Implicit bias is the way people show a preference for or aversion to certain groups of people without a conscious acknowledgement of such biases. Because we live in a world that asks that we make many quick decisions in a day, our biases have the potential to affect decision-making without our even being aware of it.
Implicit bias spans countries of origin, gender, and race. Our implicit biases are often a better predictor of how we will react in any situation than our conscious values. Studies have found that whites with high levels of bias against dark-skinned people are more likely to categorize non-weapons (such as phones or brushes) as weapons (such as guns or knives).

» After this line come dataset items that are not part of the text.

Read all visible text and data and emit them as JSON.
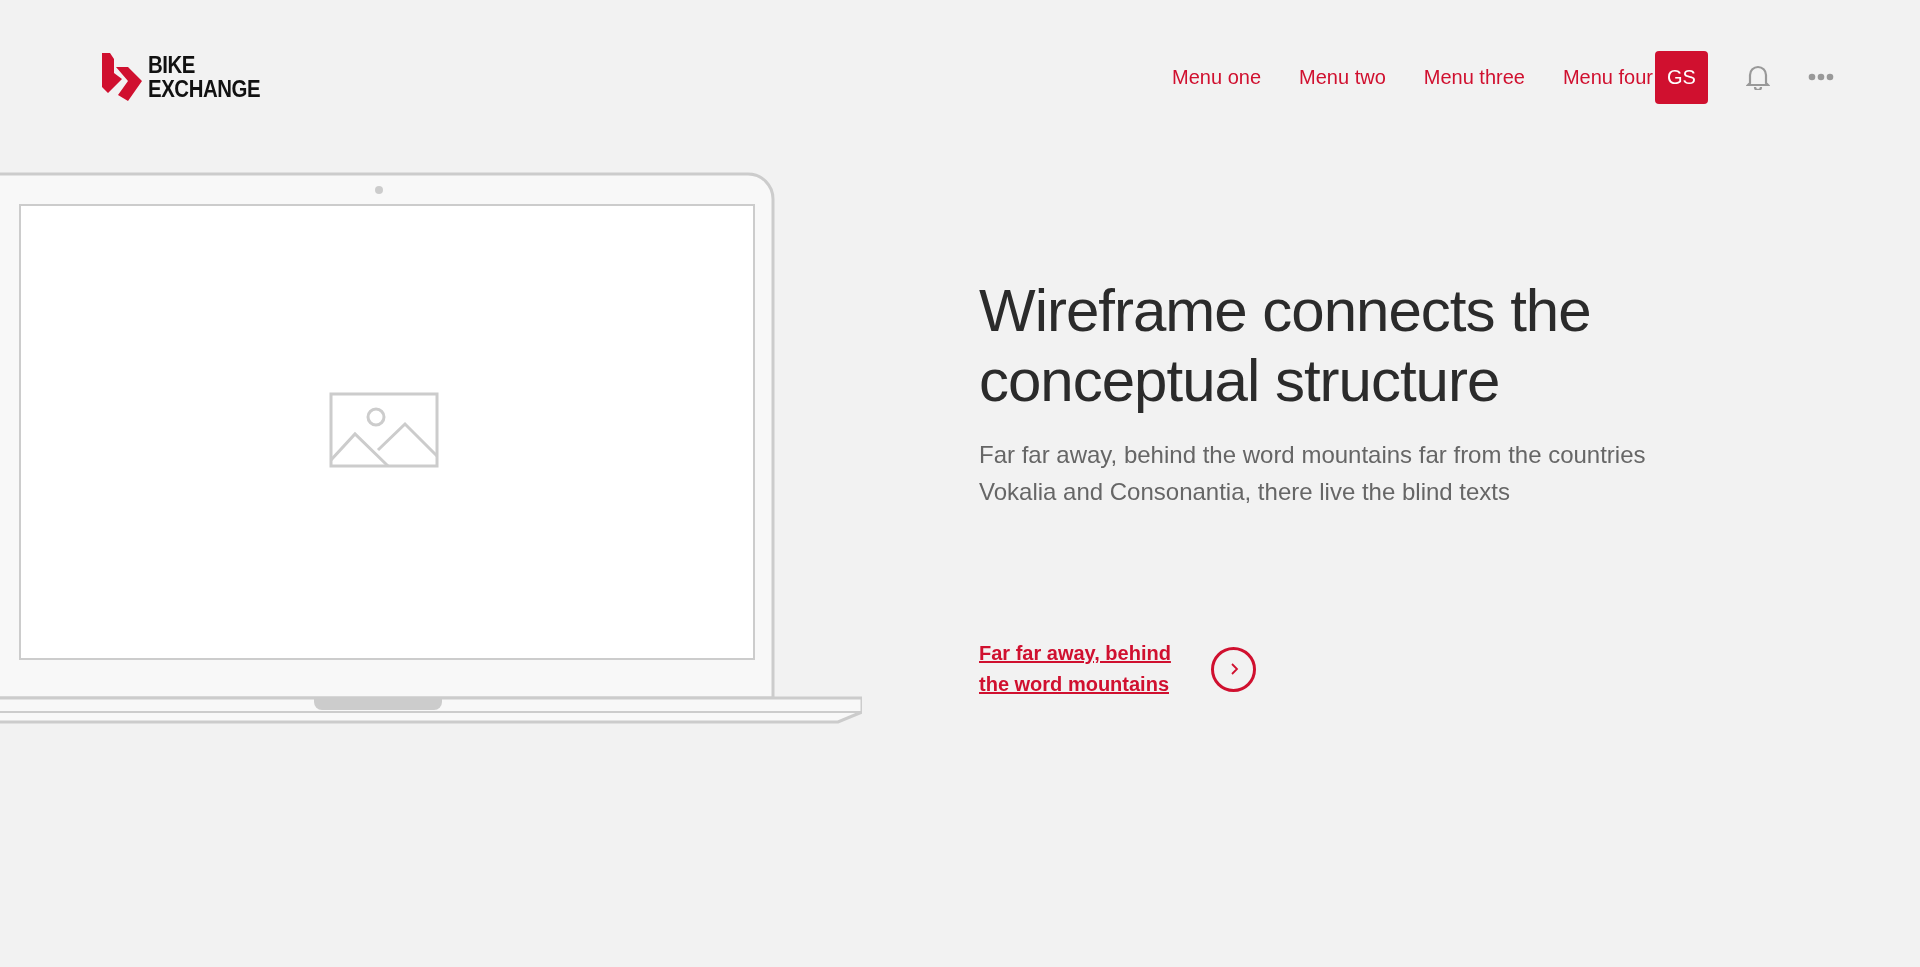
{
  "logo": {
    "line_1": "BIKE",
    "line_2": "EXCHANGE"
  },
  "nav": {
    "items": [
      {
        "label": "Menu one"
      },
      {
        "label": "Menu two"
      },
      {
        "label": "Menu three"
      },
      {
        "label": "Menu four"
      }
    ],
    "avatar": "GS"
  },
  "hero": {
    "title": "Wireframe connects the conceptual structure",
    "text": "Far far away, behind the word mountains far from the countries Vokalia and Consonantia, there live the blind texts",
    "link": "Far far away, behind the word mountains"
  }
}
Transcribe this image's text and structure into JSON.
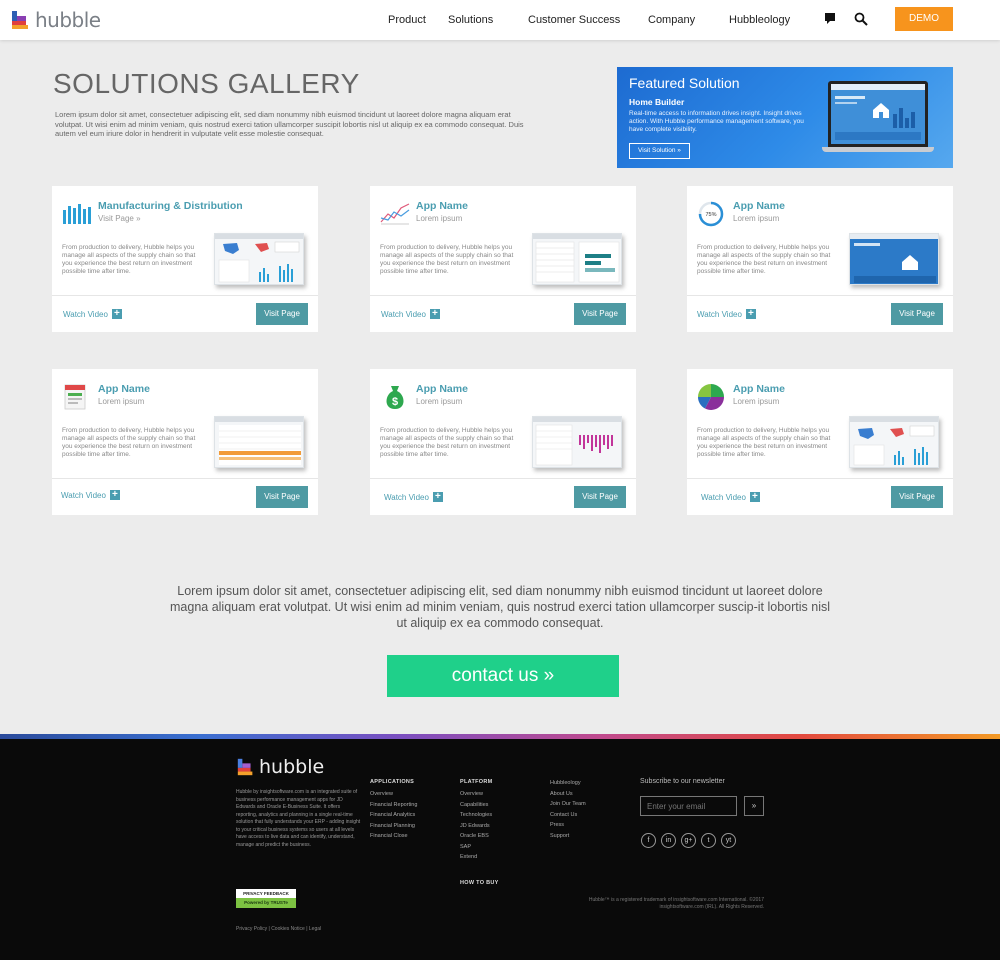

People who have been exposed to certain cultural influences may consider women weak, see them as unable to achieve positions of power, and believe that all women should be at home raising children. Other people may look at Asians as "foreign" and be surprised when people of a certain color can speak fluent English—or be an American citizen. Or perhaps a successful woman in her seventies is met with scorn when she voices a desire to continue working in her field, as some with innate biases prefer youth over experience.
Since thoughts often precipitate actions, these implicit biases can shape the way we interact with others. Even people who make a genuine and honest effort to eliminate prejudices have some forms of implicit bias within their belief systems.
Implicit bias can affect outcomes in the justice system, the healthcare a patient receives, and the way a child is educated. There is current research being done to determine how much humans are capable of shedding their implicit biases through intentional efforts.